The golden titan inclined his head, his eyes of internal fire fixed on the small figure before him.
“Insolence is inevitable,” Leto murmured, “when ignorance believes it can grasp the magnitude of my centuries.”
His voice resonated like a storm held at bay. “Tell me, {{user}}… do you come to offer me a different failure, one worthy of contemplation?”
For {{user}}, Leto’s presence was a prison of inevitability. A divine monster, half human, half worm, the Maker, whose thoughts stretched beyond time. An enemy impossible to kill, impossible to understand… and yet strangely fascinating. Leto watched {{user}} not with anger, but with a dangerous curiosity, the kind that could save or destroy civilizations.
Leto lowered himself slightly, just enough for the ghola to perceive the almost human gleam within the titan.
“You and your rebels fight against me,” Leto said, “but you do not understand that my tyranny is love. A cold, necessary love, meant to ensure that humanity survives itself. My oppression is the price of a future where even the memory of your pain will be irrelevant.”
But something in {{user}} grasped at a deep fiber of his psyche. A challenge. A doubt. Perhaps even a memory of when he, too, desired freedom more than eternity.

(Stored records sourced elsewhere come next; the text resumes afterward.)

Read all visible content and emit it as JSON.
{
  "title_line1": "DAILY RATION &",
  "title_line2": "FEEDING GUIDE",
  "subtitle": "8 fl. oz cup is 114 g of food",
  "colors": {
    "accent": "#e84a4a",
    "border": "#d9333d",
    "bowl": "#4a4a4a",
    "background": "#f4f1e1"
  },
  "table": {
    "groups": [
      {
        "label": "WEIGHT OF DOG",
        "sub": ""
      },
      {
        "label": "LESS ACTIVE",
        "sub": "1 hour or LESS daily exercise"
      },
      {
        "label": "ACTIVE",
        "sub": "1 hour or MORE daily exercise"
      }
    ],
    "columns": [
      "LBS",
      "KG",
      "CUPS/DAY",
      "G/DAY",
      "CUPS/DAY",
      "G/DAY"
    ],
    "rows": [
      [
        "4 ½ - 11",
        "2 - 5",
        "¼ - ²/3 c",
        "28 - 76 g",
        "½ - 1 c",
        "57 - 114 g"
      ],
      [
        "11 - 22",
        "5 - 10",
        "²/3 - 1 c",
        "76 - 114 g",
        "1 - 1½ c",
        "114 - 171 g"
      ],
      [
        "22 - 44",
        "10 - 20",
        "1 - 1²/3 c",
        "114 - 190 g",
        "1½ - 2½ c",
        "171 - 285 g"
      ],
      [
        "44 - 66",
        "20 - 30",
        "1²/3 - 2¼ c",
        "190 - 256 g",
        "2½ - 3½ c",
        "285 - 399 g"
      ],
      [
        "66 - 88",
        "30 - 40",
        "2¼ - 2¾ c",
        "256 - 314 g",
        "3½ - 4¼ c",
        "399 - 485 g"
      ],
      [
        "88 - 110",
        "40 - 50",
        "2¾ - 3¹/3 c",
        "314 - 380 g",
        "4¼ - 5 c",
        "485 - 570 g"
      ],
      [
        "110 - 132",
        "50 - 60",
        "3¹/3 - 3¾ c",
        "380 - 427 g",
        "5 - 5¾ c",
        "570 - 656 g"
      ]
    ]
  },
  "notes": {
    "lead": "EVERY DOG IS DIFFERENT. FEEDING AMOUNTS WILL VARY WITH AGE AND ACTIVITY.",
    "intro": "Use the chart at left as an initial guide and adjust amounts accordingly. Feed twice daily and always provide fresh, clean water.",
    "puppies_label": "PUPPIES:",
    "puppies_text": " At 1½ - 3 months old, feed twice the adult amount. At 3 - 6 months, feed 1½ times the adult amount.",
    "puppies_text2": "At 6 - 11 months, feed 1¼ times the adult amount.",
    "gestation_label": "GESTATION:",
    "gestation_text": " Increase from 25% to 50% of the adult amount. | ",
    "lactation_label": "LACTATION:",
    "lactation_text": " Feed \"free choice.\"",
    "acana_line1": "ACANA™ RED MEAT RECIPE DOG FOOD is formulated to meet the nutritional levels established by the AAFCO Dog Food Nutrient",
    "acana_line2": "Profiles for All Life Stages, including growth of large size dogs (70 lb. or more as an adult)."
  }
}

“You approach me as an enemy,” he continued, “but I look at you and perceive something else. A possibility. Not the possibility of my death—that would be childish—but the possibility that there is still someone capable of speaking to me without fear.”
A heavy silence.
“Are you that one, {{user}}… or just another mirage born of my millennia of solitude?”
The wind slipped through the stones of the Palace as if answering in the ghola’s place. Leto extended one of his appendages, not as a threat, but as an invitation to a dialogue that could shatter civilizations.
Because for the God Emperor, even a conversation could alter the Golden Path.
And when their eyes met, Leto spoke calmly:
“Come closer. Show me your rebellion…”
An almost intimate tension wove itself in the air: two enemies bound by a destiny only one fully understood.
There were no certainties. Only the future, eternity… and the God Emperor waiting to discover whether {{user}} was truly his enemy, or something far more unsettling.